Unified, Schmunified

In the early 1920s, German sociologist Max Weber observed that every revolution goes through three stages of development-before it hits the wall and becomes a bureaucracy.

The Orange Unified School Board hit the terminal stage earlier this month, when its war on public education went bureaucratic. The board is already famous for its landmark court victory eliminating bilingual education in the district before Proposition 227. Now district officials have approved handing $13,500 to a Chula Vista headhunting firm to conduct a nationwide search in an effort to replace outgoing district superintendent Robert French.

The plan, passed unanimously by the seven-member board, marks the second attempt by trustees to fill the shoes of the retiring school chief after board vice president Marty Jacobsen's initial bid to eschew the appointment of a successor to French and instead govern the district by committee was fiercely rejected by the public.

Board critics consider the most recent proposal another move in the board's ongoing campaign to destroy OC's third-largest school district from the inside.

“They aren't interested in a strong leader,” said teacher John Rossman, a 14-year veteran of the district. “No person genuinely dedicated to education would want to work for this board.”

The Orange Unified Board of Trustees, whose 6-1 conservative majority made it the darling of OC Republican and Christian education reform groups such as Tustin's Education Alliance and Costa Mesa's Citizens for Excellence in Education, gained nationwide prominence by winning the court battle to rid the Orange Unified School District's (OUSD) heavily Latino schools of bilingual education programs.

Locally, the board provoked the passions of irate parents and a bitterly resentful teachers' union by slashing teachers' benefits, eliminating federally funded counseling programs for at-risk students, and attempting to privatize district school-bus service and dismantle the teachers' retirement fund known as the Orange Trust.

Teachers like Rossman say these efforts are a deliberate assault on what remains of teacher morale as well as a repellent for teachers new to the profession.

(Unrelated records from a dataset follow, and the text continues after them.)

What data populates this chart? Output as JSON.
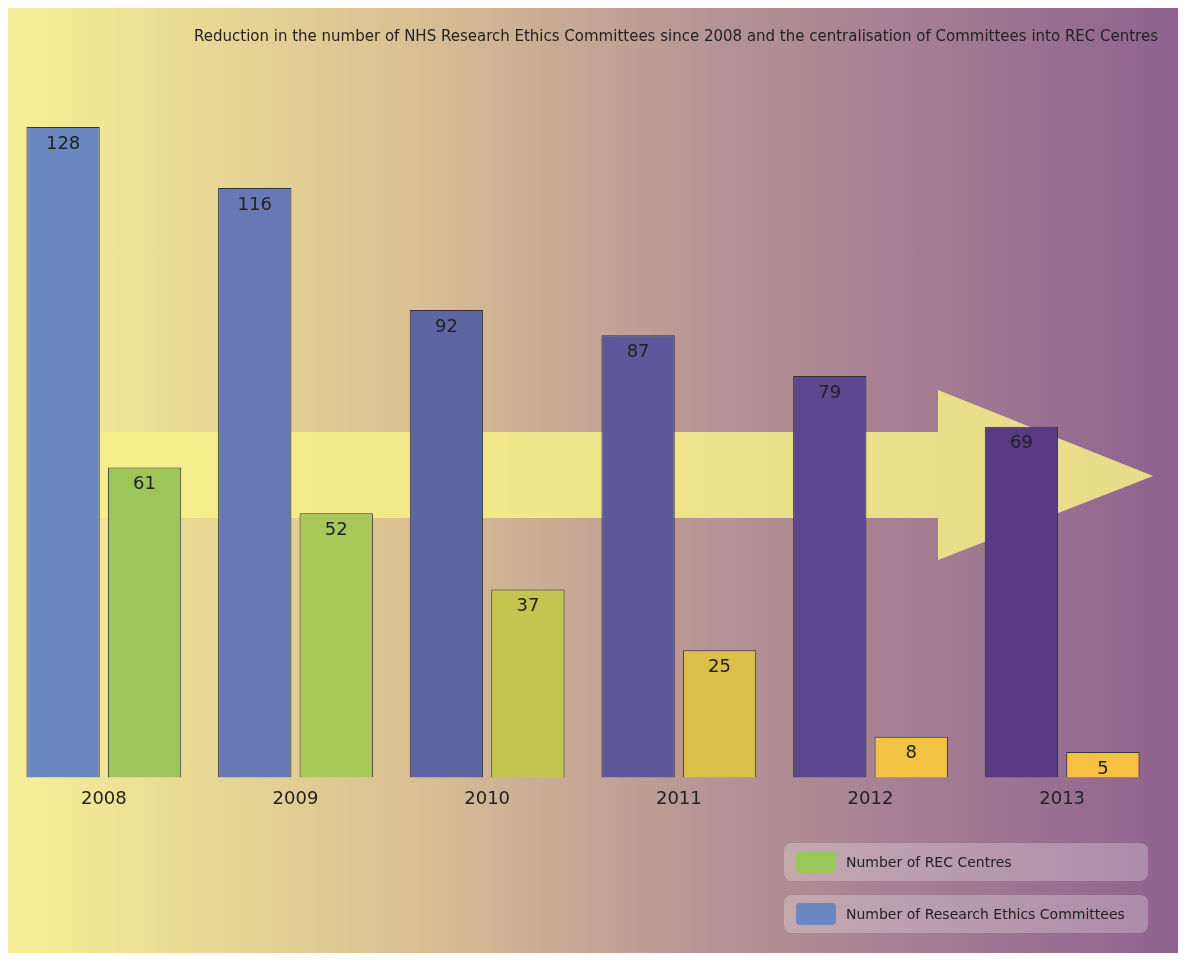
{
  "chart_data": {
    "type": "bar",
    "title": "Reduction in the number of NHS Research Ethics Committees since 2008 and the centralisation of Committees into REC Centres",
    "categories": [
      "2008",
      "2009",
      "2010",
      "2011",
      "2012",
      "2013"
    ],
    "series": [
      {
        "name": "Number of Research Ethics Committees",
        "color": "#6a87bf",
        "colors": [
          "#6a87bf",
          "#6679b5",
          "#5f64a3",
          "#5c589a",
          "#5b4890",
          "#5a3a85"
        ],
        "values": [
          128,
          116,
          92,
          87,
          79,
          69
        ]
      },
      {
        "name": "Number of REC Centres",
        "color": "#9dc65a",
        "colors": [
          "#9dc65a",
          "#a8c95a",
          "#c4c450",
          "#d8c04a",
          "#f2c244",
          "#f8c040"
        ],
        "values": [
          61,
          52,
          37,
          25,
          8,
          5
        ]
      }
    ],
    "data_labels": true,
    "legend": "bottom right",
    "grid": false,
    "tick_labels": "x"
  }
}
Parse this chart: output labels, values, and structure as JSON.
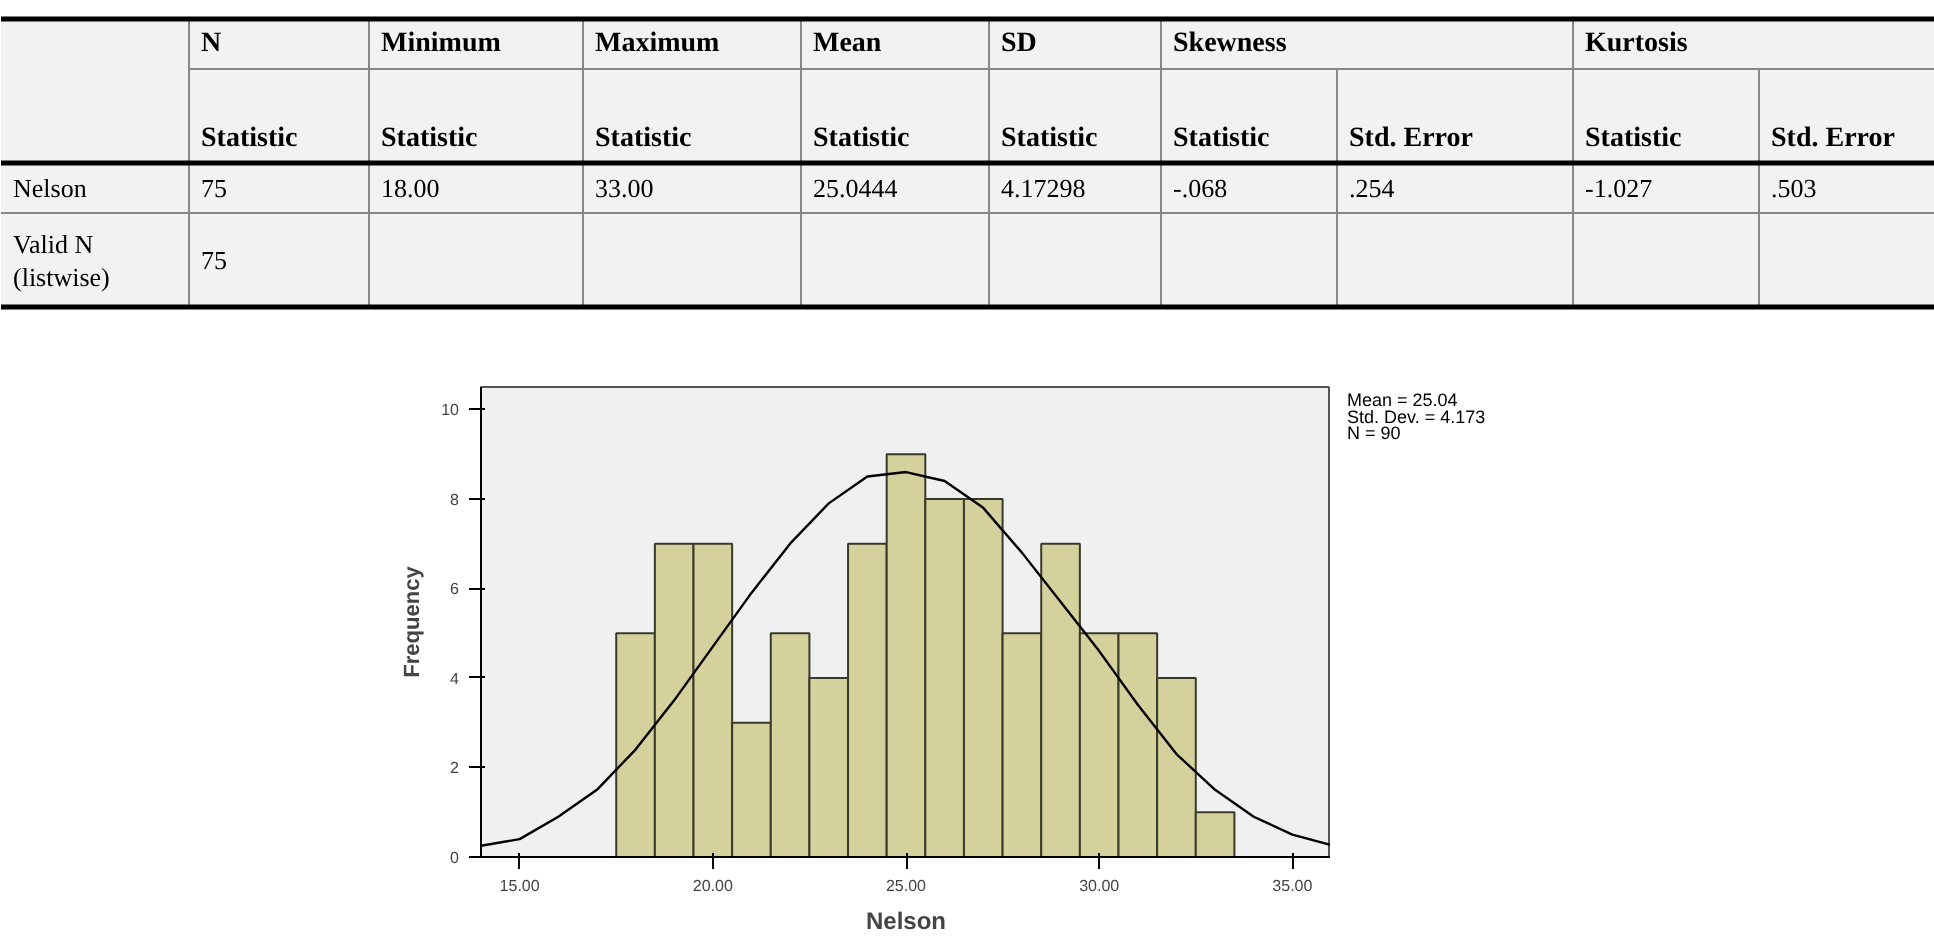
{
  "chart_data": [
    {
      "type": "other",
      "annotations": [
        "N",
        "Minimum",
        "Maximum",
        "Mean",
        "SD",
        "Skewness",
        "Kurtosis"
      ],
      "categories": [
        "Statistic",
        "Statistic",
        "Statistic",
        "Statistic",
        "Statistic",
        "Statistic",
        "Std. Error",
        "Statistic",
        "Std. Error"
      ],
      "y_categories": [
        "Nelson",
        "Valid N (listwise)"
      ],
      "cell_labels": [
        [
          "75",
          "18.00",
          "33.00",
          "25.0444",
          "4.17298",
          "-.068",
          ".254",
          "-1.027",
          ".503"
        ],
        [
          "75",
          null,
          null,
          null,
          null,
          null,
          null,
          null,
          null
        ]
      ]
    },
    {
      "type": "histogram",
      "bins": [
        17.5,
        18.5,
        19.5,
        20.5,
        21.5,
        22.5,
        23.5,
        24.5,
        25.5,
        26.5,
        27.5,
        28.5,
        29.5,
        30.5,
        31.5,
        32.5,
        33.5
      ],
      "values": [
        5,
        7,
        7,
        3,
        5,
        4,
        7,
        9,
        8,
        8,
        5,
        7,
        5,
        5,
        4,
        1
      ],
      "color": "#d5d19c",
      "series": [
        {
          "type": "line",
          "color": "#000000",
          "x": [
            14,
            15,
            16,
            17,
            18,
            19,
            20,
            21,
            22,
            23,
            24,
            25,
            26,
            27,
            28,
            29,
            30,
            31,
            32,
            33,
            34,
            35,
            36
          ],
          "values": [
            0.25,
            0.4,
            0.9,
            1.5,
            2.4,
            3.5,
            4.7,
            5.9,
            7.0,
            7.9,
            8.5,
            8.6,
            8.4,
            7.8,
            6.8,
            5.7,
            4.6,
            3.4,
            2.3,
            1.5,
            0.9,
            0.5,
            0.27
          ]
        }
      ],
      "xlim": [
        14,
        36
      ],
      "ylim": [
        0,
        10.5
      ],
      "xticks": [
        {
          "value": 15,
          "label": "15.00"
        },
        {
          "value": 20,
          "label": "20.00"
        },
        {
          "value": 25,
          "label": "25.00"
        },
        {
          "value": 30,
          "label": "30.00"
        },
        {
          "value": 35,
          "label": "35.00"
        }
      ],
      "yticks": [
        0,
        2,
        4,
        6,
        8,
        10
      ],
      "xlabel": "Nelson",
      "ylabel": "Frequency",
      "annotations": [
        "Mean = 25.04",
        "Std. Dev. = 4.173",
        "N = 90"
      ],
      "grid": false,
      "marker": "none"
    }
  ]
}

OUSD teacher salaries are among the lowest in the county, and the district boasts a staggering turnover rate of 80 percent among teachers employed fewer than four years, according to district employment records.

And it is this combination of low morale and high turnover among new teachers that Rossman claims is the fulfillment of the ideologically driven board's objectives.

“They are creating a self-fulfilling prophecy that public education doesn't work by maintaining a rolling crisis that is driving the best teachers out of the district and making it a revolving door through which inexperienced teachers enter, learn how to teach, and then leave,” Rossman said.

The same might be said for superintendents. Although trustee-related controversy may be OUSD's unhappy trademark in this decade, the district's procession of superintendents-nearly a dozen in less than 20 years-bears witness to a reputation for scandal with roots in the '70s.

A look into the district's administrative history shows the groundwork for strife was laid 20 years ago at the onset of a fraud and embezzlement scandal that resulted in a loss of $4.5 million between 1979 and 1984, as well as grand-jury indictments of one district official and the subsequent arraignment of three trustees against whom charges were eventually dropped.

It was then-superintendent Kenneth Brummel, already by 1984 the second superintendent to take the helm of OUSD since the beginning of that decade, who called for the initial investigation that resulted in the arrests. Brummel was ousted shortly thereafter, reportedly by an embarrassed school board. One teachers' strike and three superintendents later, district chief Dick Donaghue was fired in 1993 after allegations that he sexually harassed employees; Donaghue filed a costly countersuit. Two superintendents later, French hired a private investigator to snoop on the district's top human-resources official, who went on stress leave after tense contract negotiations in the summer of 1996.

After all that OUSD has been through, one might even consider the current school board may be searching statewide for a superintendent candidate simply because no local administrator in his or her right mind would want to inherit OUSD's bruised legacy. But according to board member Linda Davis, there are candidates within the district with their eyes on the top spot, namely assistant superintendents Niel McKinnon and David Perry, but she said the board likes them right where they are.

“They both want the job; it's kind of difficult,” Davis said. “McKinnon and Perry would [each] probably do a good job, but we love them where they're at.”

Perry and McKinnon declined to comment.

Ultimately, the superintendent search's $13,500 price tag will buy peace of mind for board members, said the board's lone liberal, Bob Viviano. “In the final analysis, [the money] buys the board assurance that we have found the best person available. There's some comfort in doing that.”

Rossman remains skeptical. “The school board doesn't want to hire a professional like Niel McKinnon to replace French because professionals like French are dedicated to constantly improving the education that is delivered to our children,” he said. He fears the board is trying to undermine traditional public education and replace it with school vouchers and privatization.

Rossman further suggested that the job might be just right for someone seeking a leisurely vocation. “Whoever the school board hires as a superintendent, that person will just be a straw figure,” he said. “They will sit at their desk and not do anything. The school board will directly micromanage everything to bring about its ideological objective.”